13 March 2009

Fruits of the Desert

I live in Alabama, where we've been under a drought for going on six years. Even with our recent precipitation amounts over the last six months, we're still in drought status in many parts of the state. Two years ago, however, when we were in the "extreme drought" category--to the point that there was a standing ban on open burning and water restrictions in many areas--there was a great deal of concern over the peach crop.

See, Alabama produces a lot of peaches. Almost as many as our neighboring state that is so famous for the fruits. There had been so little rain, the peach crop was sure to be slim. Indeed, the trees produced fruit, but they were tiny, stunted things--nothing at all like the full-to-bursting, rich-fleshed, juicy peaches that we had come to expect. These were small, wrinkly, and pretty ugly. Despite the lower number of peaches, the prices actually plummeted; they looked so awful, no body wanted them. Demand was actually lower than the lowered supply.

It's a funny thing about fruit, though--especially fruits like peaches that usually have a lot of water content in them. The sugar content of the fruits, that tasty-tangy zing that makes your mouth water and your stomach rumble, is the same no matter how big the fruit actually gets. In years with a great amount of water and a bumper-crop, those huge, soft-ball size peaches had the same sugar content as these stunted little balls. In fact, the lack of water made the flavor of these unappealing peaches concentrated into a smaller area. They actually tasted really good. It took a heck of a lot of them to make a respectable homemade peach icecream that year, but, boy were they tasty.

Desert ecology forces you to look at the minimum. It imposes on you restrictions, limits what you can do, what can grow, how things grow. Really, our culture could learn a lot from the desert; we have this idea that growth without limits is what freedom is. The desert teaches you that learning to grow within even the most restricted limit is freedom...it is the freedom to live in way that is free from excesses that breed distraction.

Lately, I've been thinking of Great Lent as our yearly spiritual visit to the desert. Oh, I know that just by altering my diet according to the Lenten guidelines, attempting to follow the augmented prayer rule, and being more generous in alms for six or so weeks isn't going to turn me into St. Anthony the Great on Pascha--but there is something terribly valuable about the attempt at living with the limitations. Could it be that, freed from our water-fat (or, meat and cheese fat) distractions, something about our concepts of even food are concentrated more spiritually? Could it be that, like those ugly, wrinkly drought year peaches, a lifetime of Great Lent--the kind of life lived by those desert fathers and mothers in Scetis, and still lived by monastics everywhere--produces a person similiar in kind? Smaller, but richer. Poorer externally, more vibrant within.

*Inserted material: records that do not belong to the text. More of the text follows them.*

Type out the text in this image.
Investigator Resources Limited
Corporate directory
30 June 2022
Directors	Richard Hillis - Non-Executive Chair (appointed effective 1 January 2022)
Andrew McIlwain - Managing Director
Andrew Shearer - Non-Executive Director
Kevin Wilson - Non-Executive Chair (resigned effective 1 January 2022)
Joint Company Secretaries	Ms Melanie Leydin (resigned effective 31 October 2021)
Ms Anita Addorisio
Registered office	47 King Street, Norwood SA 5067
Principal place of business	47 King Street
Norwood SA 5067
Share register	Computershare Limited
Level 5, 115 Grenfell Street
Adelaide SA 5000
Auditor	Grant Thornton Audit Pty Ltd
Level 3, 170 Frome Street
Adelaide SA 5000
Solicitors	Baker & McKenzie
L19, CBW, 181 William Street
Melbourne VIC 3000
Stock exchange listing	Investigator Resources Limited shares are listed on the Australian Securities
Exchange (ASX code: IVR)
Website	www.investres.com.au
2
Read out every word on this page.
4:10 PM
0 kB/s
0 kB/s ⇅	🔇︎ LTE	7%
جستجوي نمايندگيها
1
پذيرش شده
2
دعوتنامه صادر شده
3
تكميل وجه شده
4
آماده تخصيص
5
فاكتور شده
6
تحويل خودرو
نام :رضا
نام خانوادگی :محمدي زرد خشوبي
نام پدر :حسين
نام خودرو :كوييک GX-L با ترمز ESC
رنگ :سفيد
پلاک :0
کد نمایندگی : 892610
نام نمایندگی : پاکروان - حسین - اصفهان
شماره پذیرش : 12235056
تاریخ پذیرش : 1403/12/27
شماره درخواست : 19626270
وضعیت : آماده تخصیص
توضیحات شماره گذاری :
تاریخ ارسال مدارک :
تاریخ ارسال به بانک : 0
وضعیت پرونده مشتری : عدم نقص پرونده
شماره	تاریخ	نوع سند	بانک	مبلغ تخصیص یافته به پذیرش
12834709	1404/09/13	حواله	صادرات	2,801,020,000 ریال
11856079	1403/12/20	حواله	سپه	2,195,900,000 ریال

Holy Father Anthony, and all the Saints of the desert, pray to God for us that we might also become this fruit.

Pax vobsicum+

3 comments:

Karenee said...

More Christ + Less of the world =

a healthy, rich, and fulfilling life

Who knew!... and here we think all those rich people have it all... even though they're all complaining about not having enough either.

I love it when truth is mixed with the taste of peaches. Mmm... makes it rest on the mind in a new way.

May Christ continue to dwell in you richly, developing wisdom and service to His glory.

Anonymous said...

Lovely essay, Justinian! Should be in Orthodox publications. Can you submit it? I would call it a modern day parable, and it feeds my spirit. Thank you for sharing it with us.

Justinian said...

Karen: Indeed, who knew? I mean, it's there all over the Gospels, but we've interpreted and reinterpreted Jesus to say all sorts of things he didn't, and the things he did, we've spiritualized their meaning out of existence. Radical self denial...the key to salvation.

Todd: You flatter me! I'm glad that you enjoyed my little meditation from the other day. I appreciate the kind words, but really, I'm not ready for the major leagues. I'm happy with confining things to the blogosphere.